Converting one advantage to another:
Often, you should be able to convert one type of advantage to the other. Let’s say I have a lead in development. That advantage should go away after a few moves. If I want to preserve that lead, I might, for example, trade a knight for a bishop, that way securing myself the bishop pair. In this way, you can turn minute advantages into more lasting advantages.
Focus on the outstanding feature of the position. If your opponent has an isolated pawn, as mentioned, focus your entire game around that pawn.. If you have a protected passed pawn, shoot for the end game.
The famed Capablanca once carried a single strategic advantage-his opponent had a bad bishop-all the way to the endgame and won, after 67 moves!
However, here is a shorter, easier-to-understand game:
1. e4 e5 2. Nf3 Nc6 3. Bb5 a6 4. Ba4 Nf6 5. O-O Be7 6. Qe2 d6 7. c3 Bd7 (Black’s development seems rather passive) 8. d4 O-O 9. Bc2 Qe8 10. h3 Rd8 (honestly, I have no clue what Black thinks he is doing) 11. Re1 Kh8 (really?) 12. Nbd2 Ng8 (?) 13. Nf1 Bf6 14. Qd1 Nce7 15. Ne3 c5
Black hasn’t granted White anything in the center, but he is still open to a little something.
16. Ng4 Bxg4 17. hxg4
The position hasn’t changed much, other than White gaining two positive strategic factors: 1. the bishop pair/bishop for knight; 2. Open h-file.
17…Nc6 18. d5 Nb8 19. g3 Qd7 20. g5 Be7 21. Nh4 g6 22. Kg2 f6 23. Rh1! (offering the pawn) Kg7 (declining)
- Material is even, but White has the bishop pair;
- White has greater space, and the center, due to Black’s lackluster play;
- White’s king is secure, where as Black’s king is starting to feel the heat
- White has the half-open h-file.
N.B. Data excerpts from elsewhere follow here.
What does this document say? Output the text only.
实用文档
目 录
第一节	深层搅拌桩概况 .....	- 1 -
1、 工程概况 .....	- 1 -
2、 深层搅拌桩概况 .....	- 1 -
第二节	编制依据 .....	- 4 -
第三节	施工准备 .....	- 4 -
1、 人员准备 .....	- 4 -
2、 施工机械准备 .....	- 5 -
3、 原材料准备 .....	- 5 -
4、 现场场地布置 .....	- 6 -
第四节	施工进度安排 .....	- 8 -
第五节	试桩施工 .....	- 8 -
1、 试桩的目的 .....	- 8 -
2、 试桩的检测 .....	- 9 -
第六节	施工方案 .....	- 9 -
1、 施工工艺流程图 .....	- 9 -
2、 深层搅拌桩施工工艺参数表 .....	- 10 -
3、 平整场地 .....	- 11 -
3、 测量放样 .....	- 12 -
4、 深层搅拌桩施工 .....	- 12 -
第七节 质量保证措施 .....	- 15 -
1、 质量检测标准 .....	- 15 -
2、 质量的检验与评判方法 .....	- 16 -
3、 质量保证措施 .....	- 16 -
White now has a lead of four points, sufficient to produce a win.
The win is there, but you must see it!
24. Nf5+! gxf5
Black can’t play 24…Kh8 25. Rxh7+ Kxh7 26. Qh1+, with mate in two moves.
25. Rxh7+ Kxh7 26. Qh5+ Nh6 27. Qxh6+ Kg8 28. Qg6+ Kh8 29. Be3 Resigns
And there you have it. Based on tactical considerations, White wins. By focusing on the position itself, you can win pretty easily!!